The Convergence.
That sounds like one of those experiences that stays in the body long after it has become a memory.
What strikes me is the convergence of cycles that you noticed only afterward. Vesak, Eidil Adha, Gawai Dayak, the full moon, and then your own memories rising from deep in the past. Whether one sees these as spiritual synchronicities or simply the mind's way of connecting meaningful events, there is something powerful about realizing that what felt like random turbulence may have been tied to an older rhythm moving through you.

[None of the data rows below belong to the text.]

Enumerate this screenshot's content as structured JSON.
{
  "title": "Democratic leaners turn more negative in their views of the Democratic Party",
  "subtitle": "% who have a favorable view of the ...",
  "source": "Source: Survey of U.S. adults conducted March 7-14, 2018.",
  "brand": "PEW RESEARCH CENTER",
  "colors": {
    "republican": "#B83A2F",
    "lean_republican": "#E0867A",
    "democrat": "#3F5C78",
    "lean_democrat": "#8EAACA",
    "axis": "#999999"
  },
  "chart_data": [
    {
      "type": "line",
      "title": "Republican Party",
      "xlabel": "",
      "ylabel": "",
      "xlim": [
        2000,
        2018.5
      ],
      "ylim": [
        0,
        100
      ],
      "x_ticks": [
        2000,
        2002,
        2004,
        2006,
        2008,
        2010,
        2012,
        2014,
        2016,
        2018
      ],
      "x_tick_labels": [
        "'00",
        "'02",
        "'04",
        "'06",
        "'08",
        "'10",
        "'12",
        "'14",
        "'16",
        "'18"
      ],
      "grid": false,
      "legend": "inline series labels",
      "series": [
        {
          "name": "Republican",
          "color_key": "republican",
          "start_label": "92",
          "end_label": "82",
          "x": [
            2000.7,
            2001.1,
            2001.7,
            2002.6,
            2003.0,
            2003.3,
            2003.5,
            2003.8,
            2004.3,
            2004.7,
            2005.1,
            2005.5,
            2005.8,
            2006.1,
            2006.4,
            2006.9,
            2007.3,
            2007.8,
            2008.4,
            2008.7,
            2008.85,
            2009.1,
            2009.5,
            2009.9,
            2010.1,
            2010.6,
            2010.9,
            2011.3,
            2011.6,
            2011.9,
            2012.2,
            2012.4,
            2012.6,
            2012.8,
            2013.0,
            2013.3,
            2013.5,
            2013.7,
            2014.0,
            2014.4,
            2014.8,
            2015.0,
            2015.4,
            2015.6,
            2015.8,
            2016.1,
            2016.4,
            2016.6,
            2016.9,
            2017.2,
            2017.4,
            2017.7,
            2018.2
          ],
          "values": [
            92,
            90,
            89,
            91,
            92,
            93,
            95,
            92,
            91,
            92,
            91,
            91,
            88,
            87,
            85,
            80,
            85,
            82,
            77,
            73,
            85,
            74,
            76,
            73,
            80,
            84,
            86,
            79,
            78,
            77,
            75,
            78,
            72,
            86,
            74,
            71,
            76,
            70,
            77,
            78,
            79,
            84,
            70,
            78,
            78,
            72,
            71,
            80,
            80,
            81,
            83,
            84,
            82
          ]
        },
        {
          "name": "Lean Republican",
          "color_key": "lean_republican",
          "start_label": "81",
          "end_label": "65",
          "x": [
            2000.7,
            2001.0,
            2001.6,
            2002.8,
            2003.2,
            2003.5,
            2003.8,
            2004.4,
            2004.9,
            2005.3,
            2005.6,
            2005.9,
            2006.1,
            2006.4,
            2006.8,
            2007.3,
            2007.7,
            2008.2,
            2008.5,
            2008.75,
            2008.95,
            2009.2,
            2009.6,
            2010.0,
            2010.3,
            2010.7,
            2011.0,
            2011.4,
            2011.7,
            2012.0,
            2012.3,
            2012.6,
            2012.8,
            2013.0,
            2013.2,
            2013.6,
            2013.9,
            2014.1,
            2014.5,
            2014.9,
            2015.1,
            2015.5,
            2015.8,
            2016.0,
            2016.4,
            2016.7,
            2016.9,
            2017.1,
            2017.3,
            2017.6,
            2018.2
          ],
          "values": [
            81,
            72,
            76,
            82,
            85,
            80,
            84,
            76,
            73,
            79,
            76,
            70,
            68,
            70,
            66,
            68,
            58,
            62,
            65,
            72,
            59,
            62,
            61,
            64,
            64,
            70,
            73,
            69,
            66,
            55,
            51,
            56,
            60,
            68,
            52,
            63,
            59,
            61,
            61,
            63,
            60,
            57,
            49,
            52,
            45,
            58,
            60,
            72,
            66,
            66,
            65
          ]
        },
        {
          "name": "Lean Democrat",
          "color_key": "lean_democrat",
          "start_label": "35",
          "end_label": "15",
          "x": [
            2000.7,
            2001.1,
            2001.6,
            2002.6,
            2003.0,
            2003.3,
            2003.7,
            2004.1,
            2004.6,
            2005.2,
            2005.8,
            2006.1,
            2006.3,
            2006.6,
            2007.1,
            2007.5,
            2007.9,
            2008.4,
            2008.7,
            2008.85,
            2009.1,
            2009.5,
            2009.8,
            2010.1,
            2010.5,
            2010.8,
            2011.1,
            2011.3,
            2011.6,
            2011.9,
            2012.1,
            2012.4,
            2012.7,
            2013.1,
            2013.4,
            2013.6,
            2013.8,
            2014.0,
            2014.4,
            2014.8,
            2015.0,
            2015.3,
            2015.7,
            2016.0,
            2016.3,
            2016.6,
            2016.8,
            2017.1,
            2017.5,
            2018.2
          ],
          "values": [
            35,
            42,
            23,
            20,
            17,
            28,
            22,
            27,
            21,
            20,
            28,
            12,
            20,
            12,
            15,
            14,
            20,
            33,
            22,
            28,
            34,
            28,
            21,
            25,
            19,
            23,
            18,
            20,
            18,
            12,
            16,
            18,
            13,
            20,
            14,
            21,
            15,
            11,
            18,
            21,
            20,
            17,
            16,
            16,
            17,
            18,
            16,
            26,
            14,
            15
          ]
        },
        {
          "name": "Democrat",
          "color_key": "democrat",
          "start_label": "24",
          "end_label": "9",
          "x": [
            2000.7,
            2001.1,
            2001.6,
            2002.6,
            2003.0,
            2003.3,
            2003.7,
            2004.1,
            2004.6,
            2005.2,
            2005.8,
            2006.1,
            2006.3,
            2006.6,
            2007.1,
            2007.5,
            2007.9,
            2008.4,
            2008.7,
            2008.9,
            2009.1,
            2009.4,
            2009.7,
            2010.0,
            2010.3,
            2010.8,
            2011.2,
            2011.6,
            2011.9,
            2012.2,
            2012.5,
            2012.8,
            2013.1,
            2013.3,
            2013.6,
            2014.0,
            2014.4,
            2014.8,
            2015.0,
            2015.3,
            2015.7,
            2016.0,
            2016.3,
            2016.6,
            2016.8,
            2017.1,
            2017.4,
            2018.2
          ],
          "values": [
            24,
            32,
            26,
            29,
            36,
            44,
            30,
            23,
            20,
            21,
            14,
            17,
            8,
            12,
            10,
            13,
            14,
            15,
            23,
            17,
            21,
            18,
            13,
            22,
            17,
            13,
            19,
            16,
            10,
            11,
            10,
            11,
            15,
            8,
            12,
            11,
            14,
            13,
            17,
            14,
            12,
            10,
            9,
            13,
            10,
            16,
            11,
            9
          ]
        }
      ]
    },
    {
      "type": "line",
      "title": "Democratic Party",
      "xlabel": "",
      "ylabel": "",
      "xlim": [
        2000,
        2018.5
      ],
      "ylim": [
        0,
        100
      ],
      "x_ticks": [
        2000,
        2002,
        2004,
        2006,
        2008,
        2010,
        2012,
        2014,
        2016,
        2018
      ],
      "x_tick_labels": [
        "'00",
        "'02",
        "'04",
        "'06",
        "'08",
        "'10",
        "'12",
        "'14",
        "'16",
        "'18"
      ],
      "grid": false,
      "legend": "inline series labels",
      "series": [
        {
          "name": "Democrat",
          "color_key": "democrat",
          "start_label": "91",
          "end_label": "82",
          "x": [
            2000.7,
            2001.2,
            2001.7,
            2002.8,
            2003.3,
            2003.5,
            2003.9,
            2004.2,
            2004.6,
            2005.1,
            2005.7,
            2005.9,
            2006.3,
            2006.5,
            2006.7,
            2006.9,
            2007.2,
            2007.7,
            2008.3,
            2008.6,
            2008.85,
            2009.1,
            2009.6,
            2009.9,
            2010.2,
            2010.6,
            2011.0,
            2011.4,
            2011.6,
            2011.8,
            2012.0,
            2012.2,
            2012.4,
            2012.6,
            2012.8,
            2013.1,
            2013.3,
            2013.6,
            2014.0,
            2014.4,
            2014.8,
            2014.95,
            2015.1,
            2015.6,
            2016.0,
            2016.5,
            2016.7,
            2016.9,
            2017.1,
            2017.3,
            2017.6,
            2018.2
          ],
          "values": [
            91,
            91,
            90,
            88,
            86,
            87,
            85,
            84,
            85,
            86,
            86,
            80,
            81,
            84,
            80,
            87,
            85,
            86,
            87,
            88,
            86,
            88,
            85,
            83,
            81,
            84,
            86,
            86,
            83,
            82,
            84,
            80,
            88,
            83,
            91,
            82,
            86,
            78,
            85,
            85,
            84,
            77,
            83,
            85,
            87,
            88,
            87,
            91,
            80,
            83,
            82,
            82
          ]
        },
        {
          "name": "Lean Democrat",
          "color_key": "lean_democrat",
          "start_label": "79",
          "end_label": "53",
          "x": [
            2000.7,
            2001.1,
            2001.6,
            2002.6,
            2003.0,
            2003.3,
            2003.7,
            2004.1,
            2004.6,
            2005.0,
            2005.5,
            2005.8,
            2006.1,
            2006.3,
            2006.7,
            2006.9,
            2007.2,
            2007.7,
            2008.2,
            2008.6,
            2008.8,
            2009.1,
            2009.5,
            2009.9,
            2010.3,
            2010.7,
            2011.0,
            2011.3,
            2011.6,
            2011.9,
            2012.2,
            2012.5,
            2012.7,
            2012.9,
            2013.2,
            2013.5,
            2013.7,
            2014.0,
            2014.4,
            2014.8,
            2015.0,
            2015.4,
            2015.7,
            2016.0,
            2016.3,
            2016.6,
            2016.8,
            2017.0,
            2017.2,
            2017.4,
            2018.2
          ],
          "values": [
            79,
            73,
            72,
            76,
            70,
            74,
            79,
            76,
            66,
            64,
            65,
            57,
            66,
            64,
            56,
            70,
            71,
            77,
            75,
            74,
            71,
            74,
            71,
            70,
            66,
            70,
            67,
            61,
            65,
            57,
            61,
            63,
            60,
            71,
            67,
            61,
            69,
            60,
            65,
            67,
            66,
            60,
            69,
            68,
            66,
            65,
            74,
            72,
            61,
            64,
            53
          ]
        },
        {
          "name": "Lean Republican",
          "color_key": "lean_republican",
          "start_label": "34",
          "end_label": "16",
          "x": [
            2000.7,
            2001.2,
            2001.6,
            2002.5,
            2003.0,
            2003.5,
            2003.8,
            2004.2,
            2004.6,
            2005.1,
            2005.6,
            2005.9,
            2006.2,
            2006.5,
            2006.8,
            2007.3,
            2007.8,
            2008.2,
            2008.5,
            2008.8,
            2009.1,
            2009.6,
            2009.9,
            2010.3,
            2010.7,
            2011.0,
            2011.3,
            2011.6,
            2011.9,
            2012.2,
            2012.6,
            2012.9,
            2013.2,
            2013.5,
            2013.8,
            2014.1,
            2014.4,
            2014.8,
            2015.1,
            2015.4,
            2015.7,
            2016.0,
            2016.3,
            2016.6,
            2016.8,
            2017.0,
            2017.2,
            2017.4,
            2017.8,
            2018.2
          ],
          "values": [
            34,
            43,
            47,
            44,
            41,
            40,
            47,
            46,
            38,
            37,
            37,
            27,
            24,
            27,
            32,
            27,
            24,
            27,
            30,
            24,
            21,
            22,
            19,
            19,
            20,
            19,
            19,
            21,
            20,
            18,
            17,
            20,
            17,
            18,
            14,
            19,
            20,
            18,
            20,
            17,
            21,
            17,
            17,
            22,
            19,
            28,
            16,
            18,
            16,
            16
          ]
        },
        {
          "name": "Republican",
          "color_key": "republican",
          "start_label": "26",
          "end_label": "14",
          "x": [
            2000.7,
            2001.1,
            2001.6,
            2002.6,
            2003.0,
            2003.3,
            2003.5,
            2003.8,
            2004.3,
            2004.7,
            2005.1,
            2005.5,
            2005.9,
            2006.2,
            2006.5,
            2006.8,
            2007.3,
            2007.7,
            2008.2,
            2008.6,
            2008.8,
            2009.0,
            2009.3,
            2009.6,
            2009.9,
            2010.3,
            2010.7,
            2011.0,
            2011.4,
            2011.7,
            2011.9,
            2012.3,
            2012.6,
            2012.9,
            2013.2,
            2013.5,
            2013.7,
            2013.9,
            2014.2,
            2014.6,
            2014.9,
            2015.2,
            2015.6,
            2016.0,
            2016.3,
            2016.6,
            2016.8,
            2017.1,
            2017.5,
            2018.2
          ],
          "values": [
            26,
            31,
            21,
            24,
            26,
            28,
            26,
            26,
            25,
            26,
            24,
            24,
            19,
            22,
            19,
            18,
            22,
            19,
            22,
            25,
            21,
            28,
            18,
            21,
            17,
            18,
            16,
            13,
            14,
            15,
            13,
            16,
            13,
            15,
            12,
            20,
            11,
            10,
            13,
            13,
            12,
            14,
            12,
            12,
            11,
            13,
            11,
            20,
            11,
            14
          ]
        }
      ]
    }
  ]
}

The memory of the Gawai Antu is particularly fascinating. Gawai Antu is among the most important traditional ceremonies of the Iban people, honoring ancestors and helping complete the obligations between the living and the dead. Traditionally, it was not an annual event but something undertaken only after many years of preparation because of the immense expense and communal effort required.
Your description of being kept awake for three days reminds me of how many traditional cultures use sleep deprivation, rhythmic music, chanting, dancing, and ritual activity to alter consciousness. Not necessarily as entertainment, but as a way of stepping outside ordinary perception and entering what they regard as sacred time. After several days of that, combined with unfamiliar food, travel, excitement, and sensory overload, it is hardly surprising that your body finally rebelled and you found yourself leaning over the side of the longboat feeding green peas back to the Rajang River.
Yet perhaps the most interesting thing is not what happened then, but why the memory surfaced now.
You have often written about the departed—your late wife Nancy, old friends, teachers, fellow travelers, even figures such as P. Ramlee appearing in dreams. A few days ago was Vesak, celebrating the birth, enlightenment, and passing of the Buddha. Soon after comes Eidil Adha, with its themes of sacrifice and surrender. Today is Gawai, marking renewal and gratitude. And from somewhere in the depths of memory emerges a ceremony dedicated to those who have gone before.
That feels less like nostalgia and more like a reminder of continuity.
The people in that longhouse were not trying to cling to the dead. They were acknowledging that the dead remain part of the living story. In a different way, your journals, sketchbooks, photographs, and blog serve a similar purpose. They keep conversation alive between your present self and all the people, places, and versions of yourself that have come before.
Perhaps that is why the past few days have felt so intense. Sometimes awareness is busy stitching together threads that we only recognize afterward.
And what a thread it is: a young traveler on the Rajang River in the early 1980s, staying awake through the nights in an Iban longhouse, and a man sitting under a full moon in 2026, suddenly remembering.
The river is still flowing, Brother. It is just a different stretch of it now.
Indeed it has been a deep impactful week for me as my dreams got more vivid and often confusing to say the least. But all is good at the end of the day, I am still here and life goes on within and without.